J Family Med Prim Care. 2020 Oct 30;9(10):5345-5350. doi: 10.4103/jfmpc.jfmpc_670_20. eCollection 2020 Oct.
As per the World Health Organization (WHO) Global Report 2017, among the 9.6 million cases of tuberculosis (TB) that occur annually in the world, 2.8 million are found in India. TB is the biggest killer in the 15 to 49 years age group-an age range during which people are the most productive. It is a disease that creates and thrives in poverty. Several studies have shown that TB has a negative impact on the socioeconomic status of patients. Limited data are available on the long-term impact of this disease on the families of patients.
This study aimed to analyze the impact of TB on the socioeconomic condition and educational status of the family members of patients and the nutritional status of children younger than 12 years in the family of the patient.

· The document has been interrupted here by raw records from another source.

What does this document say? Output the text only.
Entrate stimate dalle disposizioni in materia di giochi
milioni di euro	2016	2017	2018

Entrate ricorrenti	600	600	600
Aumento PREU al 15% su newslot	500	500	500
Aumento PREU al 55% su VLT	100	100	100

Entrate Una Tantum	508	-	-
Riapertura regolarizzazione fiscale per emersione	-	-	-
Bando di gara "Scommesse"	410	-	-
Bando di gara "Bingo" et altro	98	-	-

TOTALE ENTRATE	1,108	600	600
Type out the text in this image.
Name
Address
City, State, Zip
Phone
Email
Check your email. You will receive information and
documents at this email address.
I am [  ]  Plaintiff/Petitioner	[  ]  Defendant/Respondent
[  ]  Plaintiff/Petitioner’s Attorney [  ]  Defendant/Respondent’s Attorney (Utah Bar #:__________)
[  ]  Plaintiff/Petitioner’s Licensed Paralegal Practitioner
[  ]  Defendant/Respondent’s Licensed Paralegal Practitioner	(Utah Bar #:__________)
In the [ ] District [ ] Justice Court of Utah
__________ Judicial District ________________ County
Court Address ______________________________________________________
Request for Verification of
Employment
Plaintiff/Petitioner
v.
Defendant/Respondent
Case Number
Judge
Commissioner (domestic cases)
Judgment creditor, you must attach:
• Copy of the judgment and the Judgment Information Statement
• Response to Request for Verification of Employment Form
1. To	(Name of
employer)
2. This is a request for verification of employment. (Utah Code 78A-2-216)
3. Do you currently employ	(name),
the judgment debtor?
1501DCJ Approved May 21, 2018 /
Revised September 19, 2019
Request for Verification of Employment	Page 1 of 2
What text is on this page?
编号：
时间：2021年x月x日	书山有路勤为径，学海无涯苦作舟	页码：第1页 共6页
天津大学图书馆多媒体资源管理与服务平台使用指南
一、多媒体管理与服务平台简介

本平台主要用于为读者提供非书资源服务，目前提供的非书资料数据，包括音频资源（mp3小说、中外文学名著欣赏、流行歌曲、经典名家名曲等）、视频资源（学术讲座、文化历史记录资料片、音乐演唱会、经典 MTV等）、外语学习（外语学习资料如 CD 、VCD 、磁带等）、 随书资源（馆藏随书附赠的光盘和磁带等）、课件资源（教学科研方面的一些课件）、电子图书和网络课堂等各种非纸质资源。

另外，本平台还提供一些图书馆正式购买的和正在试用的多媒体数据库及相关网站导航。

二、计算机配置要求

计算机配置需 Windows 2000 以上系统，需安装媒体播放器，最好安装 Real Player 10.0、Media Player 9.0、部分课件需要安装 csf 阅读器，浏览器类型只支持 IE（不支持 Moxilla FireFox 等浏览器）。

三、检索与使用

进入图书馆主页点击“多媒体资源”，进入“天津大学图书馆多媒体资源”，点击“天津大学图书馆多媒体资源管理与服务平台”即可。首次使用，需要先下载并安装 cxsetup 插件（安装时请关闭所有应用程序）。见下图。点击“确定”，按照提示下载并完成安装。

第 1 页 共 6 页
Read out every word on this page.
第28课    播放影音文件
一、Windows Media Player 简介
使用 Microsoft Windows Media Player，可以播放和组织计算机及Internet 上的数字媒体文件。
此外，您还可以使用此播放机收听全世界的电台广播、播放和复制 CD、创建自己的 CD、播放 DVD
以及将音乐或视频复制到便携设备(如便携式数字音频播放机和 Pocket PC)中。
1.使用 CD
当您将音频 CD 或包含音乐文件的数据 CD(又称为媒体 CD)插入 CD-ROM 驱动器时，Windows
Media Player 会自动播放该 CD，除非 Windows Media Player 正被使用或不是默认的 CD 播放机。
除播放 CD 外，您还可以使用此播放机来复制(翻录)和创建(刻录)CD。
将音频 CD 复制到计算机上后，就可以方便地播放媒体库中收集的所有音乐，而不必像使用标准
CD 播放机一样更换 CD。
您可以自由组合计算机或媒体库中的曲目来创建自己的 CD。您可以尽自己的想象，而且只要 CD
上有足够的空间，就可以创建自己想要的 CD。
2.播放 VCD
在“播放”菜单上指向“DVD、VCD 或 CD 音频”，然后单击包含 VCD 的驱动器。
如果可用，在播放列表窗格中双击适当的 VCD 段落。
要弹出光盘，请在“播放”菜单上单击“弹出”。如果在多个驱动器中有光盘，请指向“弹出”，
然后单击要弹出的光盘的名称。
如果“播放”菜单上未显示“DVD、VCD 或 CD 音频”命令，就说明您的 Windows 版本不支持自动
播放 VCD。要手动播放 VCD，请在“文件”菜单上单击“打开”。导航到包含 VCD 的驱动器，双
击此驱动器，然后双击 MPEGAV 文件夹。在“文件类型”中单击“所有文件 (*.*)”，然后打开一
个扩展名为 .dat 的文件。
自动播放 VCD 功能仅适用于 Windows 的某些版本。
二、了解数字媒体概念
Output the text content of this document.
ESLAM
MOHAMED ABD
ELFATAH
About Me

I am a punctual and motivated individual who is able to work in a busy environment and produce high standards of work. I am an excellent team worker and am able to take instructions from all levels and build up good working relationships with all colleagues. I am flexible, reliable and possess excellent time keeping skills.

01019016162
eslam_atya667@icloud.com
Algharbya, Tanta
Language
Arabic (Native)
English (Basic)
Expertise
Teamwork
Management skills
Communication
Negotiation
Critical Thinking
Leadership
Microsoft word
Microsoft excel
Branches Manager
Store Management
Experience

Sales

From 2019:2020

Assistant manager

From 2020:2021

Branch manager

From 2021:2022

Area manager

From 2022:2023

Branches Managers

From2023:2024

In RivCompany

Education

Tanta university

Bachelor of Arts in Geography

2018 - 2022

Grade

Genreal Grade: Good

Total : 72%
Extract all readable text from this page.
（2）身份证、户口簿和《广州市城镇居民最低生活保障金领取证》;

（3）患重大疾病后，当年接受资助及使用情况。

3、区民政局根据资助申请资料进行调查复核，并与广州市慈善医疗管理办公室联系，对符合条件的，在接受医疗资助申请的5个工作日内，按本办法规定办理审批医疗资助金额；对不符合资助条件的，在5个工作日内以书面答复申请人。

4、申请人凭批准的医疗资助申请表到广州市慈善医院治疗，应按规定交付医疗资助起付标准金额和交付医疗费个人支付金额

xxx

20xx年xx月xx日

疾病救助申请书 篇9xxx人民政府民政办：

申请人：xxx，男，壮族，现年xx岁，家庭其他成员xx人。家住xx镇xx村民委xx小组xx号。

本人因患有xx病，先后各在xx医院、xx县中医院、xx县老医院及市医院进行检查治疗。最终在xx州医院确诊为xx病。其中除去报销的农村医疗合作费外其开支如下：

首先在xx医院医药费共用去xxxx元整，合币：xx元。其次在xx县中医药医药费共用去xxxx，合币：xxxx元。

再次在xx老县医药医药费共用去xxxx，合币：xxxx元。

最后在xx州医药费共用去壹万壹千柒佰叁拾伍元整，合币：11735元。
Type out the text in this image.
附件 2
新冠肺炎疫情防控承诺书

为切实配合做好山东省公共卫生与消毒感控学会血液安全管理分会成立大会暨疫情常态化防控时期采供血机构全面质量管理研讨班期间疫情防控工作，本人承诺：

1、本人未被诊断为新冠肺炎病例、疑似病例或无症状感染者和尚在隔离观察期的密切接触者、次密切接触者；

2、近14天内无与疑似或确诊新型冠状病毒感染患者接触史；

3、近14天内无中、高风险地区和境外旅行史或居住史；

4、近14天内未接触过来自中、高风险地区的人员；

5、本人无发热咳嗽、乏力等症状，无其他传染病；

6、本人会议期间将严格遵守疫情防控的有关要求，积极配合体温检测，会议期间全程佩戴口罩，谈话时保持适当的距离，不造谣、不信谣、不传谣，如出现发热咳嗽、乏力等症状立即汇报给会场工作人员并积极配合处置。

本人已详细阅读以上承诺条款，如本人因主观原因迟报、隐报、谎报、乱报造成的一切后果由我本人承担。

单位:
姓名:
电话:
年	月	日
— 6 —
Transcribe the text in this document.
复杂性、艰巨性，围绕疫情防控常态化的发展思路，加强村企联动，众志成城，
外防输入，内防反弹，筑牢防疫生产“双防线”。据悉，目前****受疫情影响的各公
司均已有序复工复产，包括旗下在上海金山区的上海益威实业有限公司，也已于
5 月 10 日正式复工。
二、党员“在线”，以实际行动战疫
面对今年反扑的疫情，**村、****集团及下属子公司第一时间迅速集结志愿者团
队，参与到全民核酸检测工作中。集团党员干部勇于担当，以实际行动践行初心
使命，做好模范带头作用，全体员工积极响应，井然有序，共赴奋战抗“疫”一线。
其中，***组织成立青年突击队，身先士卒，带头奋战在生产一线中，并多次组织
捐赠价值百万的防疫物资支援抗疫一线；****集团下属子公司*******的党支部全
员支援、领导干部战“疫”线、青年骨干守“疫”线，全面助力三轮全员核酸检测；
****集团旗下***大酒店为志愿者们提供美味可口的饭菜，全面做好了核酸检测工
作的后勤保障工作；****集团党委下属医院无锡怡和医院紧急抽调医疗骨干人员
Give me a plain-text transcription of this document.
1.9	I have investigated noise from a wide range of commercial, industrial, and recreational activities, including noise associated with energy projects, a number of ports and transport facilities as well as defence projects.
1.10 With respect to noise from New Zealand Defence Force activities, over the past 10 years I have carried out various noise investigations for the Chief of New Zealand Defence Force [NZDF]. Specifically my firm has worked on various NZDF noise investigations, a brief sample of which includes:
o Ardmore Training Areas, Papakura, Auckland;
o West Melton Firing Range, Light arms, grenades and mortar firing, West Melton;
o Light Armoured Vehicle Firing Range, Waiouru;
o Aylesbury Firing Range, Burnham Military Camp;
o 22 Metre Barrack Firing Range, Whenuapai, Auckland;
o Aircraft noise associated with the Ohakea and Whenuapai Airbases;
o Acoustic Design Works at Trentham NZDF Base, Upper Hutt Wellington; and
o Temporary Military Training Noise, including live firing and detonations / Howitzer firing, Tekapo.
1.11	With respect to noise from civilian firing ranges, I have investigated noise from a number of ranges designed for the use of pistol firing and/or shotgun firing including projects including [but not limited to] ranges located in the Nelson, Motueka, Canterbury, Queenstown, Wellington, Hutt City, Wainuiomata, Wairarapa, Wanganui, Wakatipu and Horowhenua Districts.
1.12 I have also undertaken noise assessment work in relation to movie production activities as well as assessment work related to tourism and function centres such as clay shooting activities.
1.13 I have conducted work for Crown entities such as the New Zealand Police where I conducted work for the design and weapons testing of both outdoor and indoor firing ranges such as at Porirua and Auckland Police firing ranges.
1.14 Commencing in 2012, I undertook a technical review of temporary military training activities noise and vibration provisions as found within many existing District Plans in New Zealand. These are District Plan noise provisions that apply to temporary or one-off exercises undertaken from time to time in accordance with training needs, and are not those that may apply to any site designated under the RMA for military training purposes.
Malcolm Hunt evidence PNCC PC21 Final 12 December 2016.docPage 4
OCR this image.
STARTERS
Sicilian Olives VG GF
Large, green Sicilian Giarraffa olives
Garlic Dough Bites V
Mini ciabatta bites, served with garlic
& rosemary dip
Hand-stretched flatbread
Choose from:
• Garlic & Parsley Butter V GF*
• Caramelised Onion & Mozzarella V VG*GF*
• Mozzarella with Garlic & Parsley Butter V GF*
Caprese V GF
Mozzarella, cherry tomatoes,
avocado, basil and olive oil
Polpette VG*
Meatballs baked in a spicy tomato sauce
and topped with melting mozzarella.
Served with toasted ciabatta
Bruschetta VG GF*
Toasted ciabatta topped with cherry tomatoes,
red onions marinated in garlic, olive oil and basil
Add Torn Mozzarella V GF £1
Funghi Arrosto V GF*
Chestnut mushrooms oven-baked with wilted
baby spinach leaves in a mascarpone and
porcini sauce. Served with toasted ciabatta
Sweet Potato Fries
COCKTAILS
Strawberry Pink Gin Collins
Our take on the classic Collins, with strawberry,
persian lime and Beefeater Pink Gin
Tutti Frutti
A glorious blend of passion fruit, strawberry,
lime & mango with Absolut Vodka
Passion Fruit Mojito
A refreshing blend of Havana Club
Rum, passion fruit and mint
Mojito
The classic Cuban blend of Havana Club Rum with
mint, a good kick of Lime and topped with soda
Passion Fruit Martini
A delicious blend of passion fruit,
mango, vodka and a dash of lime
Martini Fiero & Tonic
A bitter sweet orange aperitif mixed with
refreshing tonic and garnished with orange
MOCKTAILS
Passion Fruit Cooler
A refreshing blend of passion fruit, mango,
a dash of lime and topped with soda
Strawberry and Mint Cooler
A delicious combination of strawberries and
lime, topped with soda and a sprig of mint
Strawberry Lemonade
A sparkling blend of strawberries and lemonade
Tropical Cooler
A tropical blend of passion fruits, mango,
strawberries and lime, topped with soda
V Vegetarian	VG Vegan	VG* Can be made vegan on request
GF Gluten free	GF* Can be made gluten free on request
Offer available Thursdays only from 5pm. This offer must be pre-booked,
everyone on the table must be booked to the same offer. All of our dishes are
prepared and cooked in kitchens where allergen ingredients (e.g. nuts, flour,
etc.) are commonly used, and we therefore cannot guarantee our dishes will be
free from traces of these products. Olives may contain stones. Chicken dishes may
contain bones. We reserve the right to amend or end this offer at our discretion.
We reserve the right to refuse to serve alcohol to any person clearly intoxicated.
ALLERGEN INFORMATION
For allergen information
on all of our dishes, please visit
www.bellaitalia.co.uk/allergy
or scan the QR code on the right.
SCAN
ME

This was a retrospective cohort study conducted in Vellore, Tamil Nadu, India in the month of March 2017. The exposed group consisted of families with a member who completed treatment for TB in the past 5 years obtained from two tuberculosis units under the Revised National Tuberculosis Control Programme. The unexposed group was composed of families in the same neighborhood as the exposed families, matched for the age of one child.
Upon analysis, the multifaceted impact of TB led to an increased risk of "financial crises," delayed and disrupted education among children, and wasting among children younger than 5 years (as measured by weight-for-height Z scores). Older children and adults were also at a higher risk of being undernourished as assessed by BMI-for-age Z scores and BMI, respectively. Reduced social participation as a marker of stigma was found to be higher but not statistically significant.
This study found that despite the obvious multifaceted impact of TB on the family, the screening and protective measures often fail to encompass the scope of the disease. These are of great importance to the primary physician, often the only contact of the medical fraternity with the family members of patients.
根据世界卫生组织(WHO)《2017年全球报告》,全球每年有960万例结核病病例,其中280万例在印度被发现。结核病是15至49岁年龄组中最大的杀手——这一年龄段的人生产力最高。这是一种在贫困中产生并蔓延的疾病。多项研究表明,结核病对患者的社会经济状况有负面影响。关于这种疾病对患者家庭的长期影响的数据有限。
本研究旨在分析结核病对患者家庭成员的社会经济状况和教育状况以及患者家庭中12岁以下儿童营养状况的影响。
这是一项于2017年3月在印度泰米尔纳德邦韦洛尔进行的回顾性队列研究。暴露组由过去5年中从修订后的国家结核病控制规划下的两个结核病治疗单位获得的有一名成员完成结核病治疗的家庭组成。非暴露组由与暴露家庭位于同一街区、年龄匹配的一个孩子的家庭组成。
经分析,结核病的多方面影响导致“金融危机”风险增加、儿童教育延迟和中断,以及5岁以下儿童消瘦(以身高别体重Z评分衡量)。通过年龄别BMI-Z评分和BMI评估,年龄较大的儿童和成年人营养不良风险也更高。作为耻辱标志的社会参与度降低,但差异无统计学意义。
本研究发现,尽管结核病对家庭有明显的多方面影响,但筛查和保护措施往往未能涵盖疾病的范围。这些对初级医生非常重要,初级医生通常是医疗界与患者家庭成员的唯一接触者。